We did use reusables 24/7 for a while using PUL bags for out of the house, they just went in the same wash. We only switched to disposables at night when the risk of leakage was interrupting sleep too much (tummy sleeper boy = very focal wet patch) and when I was at work and DH primary carer he switched to out of house disposables for convenience. If I was at home I’d probably try a bit harder!

#22 EmmDasher

Posted 24 July 2019 - 09:40 PM

View PostMollycoddle, on 24 July 2019 - 05:29 PM, said:



No poo soup here. I would scrape then rinse thoroughly before soaking.  If you don't soak how do you stop a dry poo crust from forming?

It just never happened. I tipped the poo in the toilet and tossed the nappy in the nappy pail. Can’t say I ever noticed crusts and the nappies weren’t exposed to air so they didn’t really dry out I guess. I can’t imagine going to the effort of scraping and rinsing nappies like that. Whatever floats your boat though.

#23 eigne

Posted 24 July 2019 - 11:02 PM

I’ve never rinsed a nappy before washing it. Never ever had an issue with staining or a crust. Just a good scrape, then straight into the wet bag in the laundry!

#24 400

Posted 25 July 2019 - 07:41 PM

I think I just hate the idea of unrinsed poo nappies going into the washing machine, like it would leave my machine all poopy, so I have always rinsed first.
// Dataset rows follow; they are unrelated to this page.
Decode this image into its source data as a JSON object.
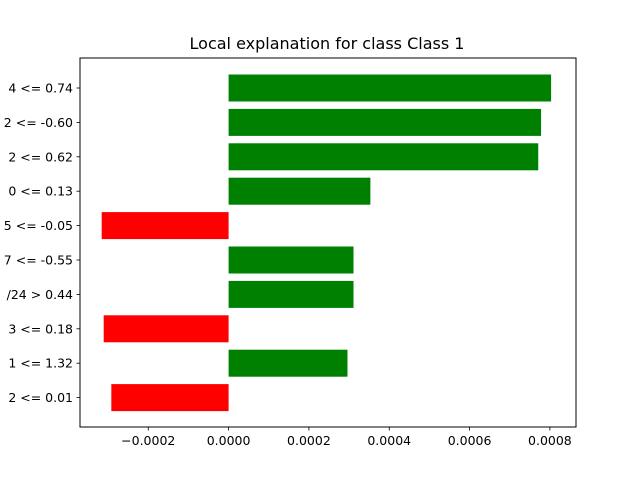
{
  "chart_data": {
    "type": "bar",
    "orientation": "horizontal",
    "title": "Local explanation for class Class 1",
    "xlabel": "",
    "ylabel": "",
    "categories": [
      "4 <= 0.74",
      "2 <= -0.60",
      "2 <= 0.62",
      "0 <= 0.13",
      "5 <= -0.05",
      "7 <= -0.55",
      "/24 > 0.44",
      "3 <= 0.18",
      "1 <= 1.32",
      "2 <= 0.01"
    ],
    "values": [
      0.000803,
      0.000778,
      0.000771,
      0.000353,
      -0.000316,
      0.000311,
      0.000311,
      -0.000311,
      0.000296,
      -0.000292
    ],
    "xlim": [
      -0.00037,
      0.000865
    ],
    "xticks": [
      -0.0002,
      0.0,
      0.0002,
      0.0004,
      0.0006,
      0.0008
    ],
    "xtick_labels": [
      "−0.0002",
      "0.0000",
      "0.0002",
      "0.0004",
      "0.0006",
      "0.0008"
    ],
    "grid": false,
    "legend": "none",
    "colors": {
      "positive": "#008000",
      "negative": "#ff0000"
    }
  }
}
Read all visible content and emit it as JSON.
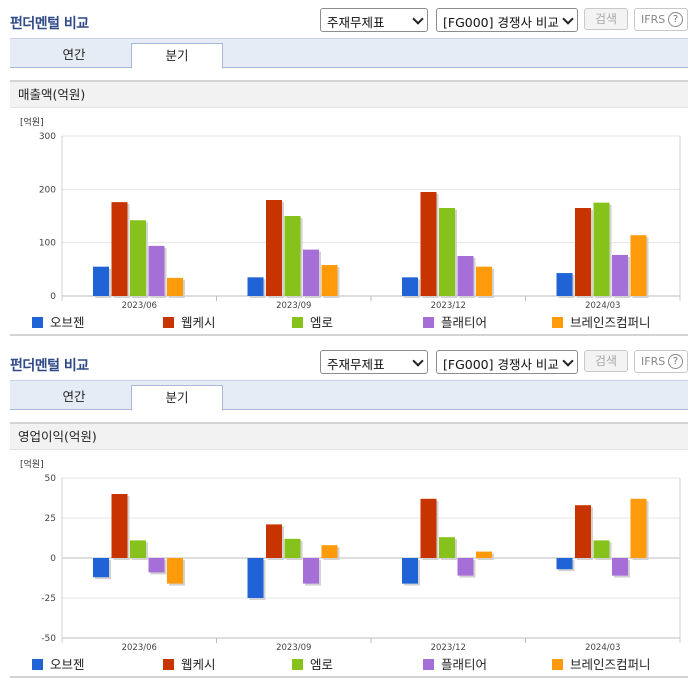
{
  "panels": [
    {
      "title": "펀더멘털 비교",
      "select_statement": "주재무제표",
      "select_compare": "[FG000] 경쟁사 비교",
      "search_label": "검색",
      "ifrs_label": "IFRS",
      "help_label": "?",
      "tabs": [
        {
          "label": "연간"
        },
        {
          "label": "분기"
        }
      ],
      "section_title": "매출액(억원)",
      "legend": [
        "오브젠",
        "웹케시",
        "엠로",
        "플래티어",
        "브레인즈컴퍼니"
      ]
    },
    {
      "title": "펀더멘털 비교",
      "select_statement": "주재무제표",
      "select_compare": "[FG000] 경쟁사 비교",
      "search_label": "검색",
      "ifrs_label": "IFRS",
      "help_label": "?",
      "tabs": [
        {
          "label": "연간"
        },
        {
          "label": "분기"
        }
      ],
      "section_title": "영업이익(억원)",
      "legend": [
        "오브젠",
        "웹케시",
        "엠로",
        "플래티어",
        "브레인즈컴퍼니"
      ]
    }
  ],
  "colors": [
    "#1f63d6",
    "#c83400",
    "#86c11c",
    "#a66fd8",
    "#ff9a0a"
  ],
  "chart_data": [
    {
      "type": "bar",
      "unit_label": "[억원]",
      "categories": [
        "2023/06",
        "2023/09",
        "2023/12",
        "2024/03"
      ],
      "ylim": [
        0,
        300
      ],
      "yticks": [
        0,
        100,
        200,
        300
      ],
      "grid": true,
      "legend_position": "bottom",
      "series": [
        {
          "name": "오브젠",
          "values": [
            55,
            35,
            35,
            43
          ]
        },
        {
          "name": "웹케시",
          "values": [
            176,
            180,
            195,
            165
          ]
        },
        {
          "name": "엠로",
          "values": [
            142,
            150,
            165,
            175
          ]
        },
        {
          "name": "플래티어",
          "values": [
            94,
            87,
            75,
            77
          ]
        },
        {
          "name": "브레인즈컴퍼니",
          "values": [
            34,
            58,
            55,
            114
          ]
        }
      ]
    },
    {
      "type": "bar",
      "unit_label": "[억원]",
      "categories": [
        "2023/06",
        "2023/09",
        "2023/12",
        "2024/03"
      ],
      "ylim": [
        -50,
        50
      ],
      "yticks": [
        -50,
        -25,
        0,
        25,
        50
      ],
      "grid": true,
      "legend_position": "bottom",
      "series": [
        {
          "name": "오브젠",
          "values": [
            -12,
            -25,
            -16,
            -7
          ]
        },
        {
          "name": "웹케시",
          "values": [
            40,
            21,
            37,
            33
          ]
        },
        {
          "name": "엠로",
          "values": [
            11,
            12,
            13,
            11
          ]
        },
        {
          "name": "플래티어",
          "values": [
            -9,
            -16,
            -11,
            -11
          ]
        },
        {
          "name": "브레인즈컴퍼니",
          "values": [
            -16,
            8,
            4,
            37
          ]
        }
      ]
    }
  ]
}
But I guess a washing machine by definition cleans itself so it’s a rather silly fear!

#25 Mollycoddle

Posted 25 July 2019 - 10:06 PM

View Postlaciem, on 24 July 2019 - 08:20 PM, said:



I scrape/tip solids down the toilet and then rinse whatever is left off, squeeze the excess water out and toss it over the side of the dry pail so it gets extra air. Never had a crust form.


Oh OK. I thought it was literally just scraping solids off and chucking it in a bucket without even rinsing.